• Editorial
16/01/2017

2017, le retour de l'inflation

Conjoncture et marchés

La lettre de GESTION PRIVEE - janvier 2017

Au-delà des surprises politiques rencontrées (Brexit, élection du Président Trump...), nous retiendrons de 2016 notamment la nette amélioration de la situation économique, en particulier aux États-Unis, la réappréciation du prix des matières premières et ainsi le retour progressif de l’inflation à l’échelle mondiale. Dans ce contexte, les taux vont poursuivre leur remontée, mais partant de niveaux historiquement faibles ce mouvement sera absorbable par le marché. Ainsi, notre allocation 2017 privilégie les actions, particulièrement européennes et américaines, et notre exposition obligataire restera concentrée sur le marché du crédit à maturité courte.

Aux États-Unis, l’implémentation du programme du Président Trump est un des enjeux majeurs. L’importante détente fiscale en faveur des entreprises fera mécaniquement progresser les bénéfices par action des sociétés, et le retour des liquidités sur le sol américain pourrait relancer les opérations de fusion-acquisition ou de rachats d’actions. Le programme d’investissement dans les infrastructures soutiendra également la croissance. Les mesures protectionnistes seront au cœur de la stratégie. Elles se traduiront par une relocalisation de la production sur le territoire américain, entraînant un accroissement des coûts de production et, in fine, des prix à la consommation. Dans cet environnement inflationniste, la Réserve Fédérale sera en mesure de poursuivre la normalisation de sa politique monétaire. Dès lors, nous surveillerons le rythme des hausses de taux anticipées pour 2017 et susceptibles de créer de la volatilité.

En Europe, en dépit d’une croissance plus modérée, les taux suivront la tendance haussière américaine. Cependant, la BCE toujours très accommodante limitera jusqu’à un certain point cette progression. Les nombreuses échéances politiques avec la mise en place du Brexit, les élections néerlandaises, françaises et allemandes, nécessitent une vigilance particulière car elles sont potentiellement source de volatilité. Mais le scénario du pire n’est pas certain, il n’est donc pas à exclure que ces élections aboutissent à la mise en place de réformes indispensables et espérées. Cela pourrait constituer la bonne surprise de 2017, favorisant une réduction de la décote politique et le retour des flux dans la zone Euro.

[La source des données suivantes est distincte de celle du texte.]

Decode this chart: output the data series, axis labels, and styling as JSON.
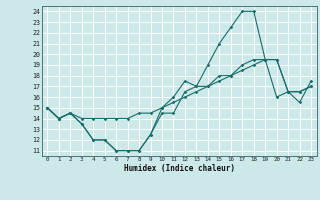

Nous serons en revanche plus prudents pour les pays émergents. La hausse du dollar conjuguée à celle des taux contraindra probablement les pays endettés. À l’exception des régions productrices de matières premières, nous gardons un biais prudent en faveur de ces zones.

Ainsi, nous anticipons une progression des indices actions en 2017, en particulier en Europe et aux États-Unis, favorisée par celle des bénéfices par action des entreprises. Les hausses de taux à venir s’accompagnant d’une situation économique améliorée, cela devrait porter plusieurs secteurs. Nous privilégions les plus cycliques, tels que les financières, la construction ou encore le pétrole et les services associés, pour lesquels l'amélioration de résultats devrait être la plus significative. La grande rotation sectorielle déjà actée au dernier trimestre, devrait donc se poursuivre.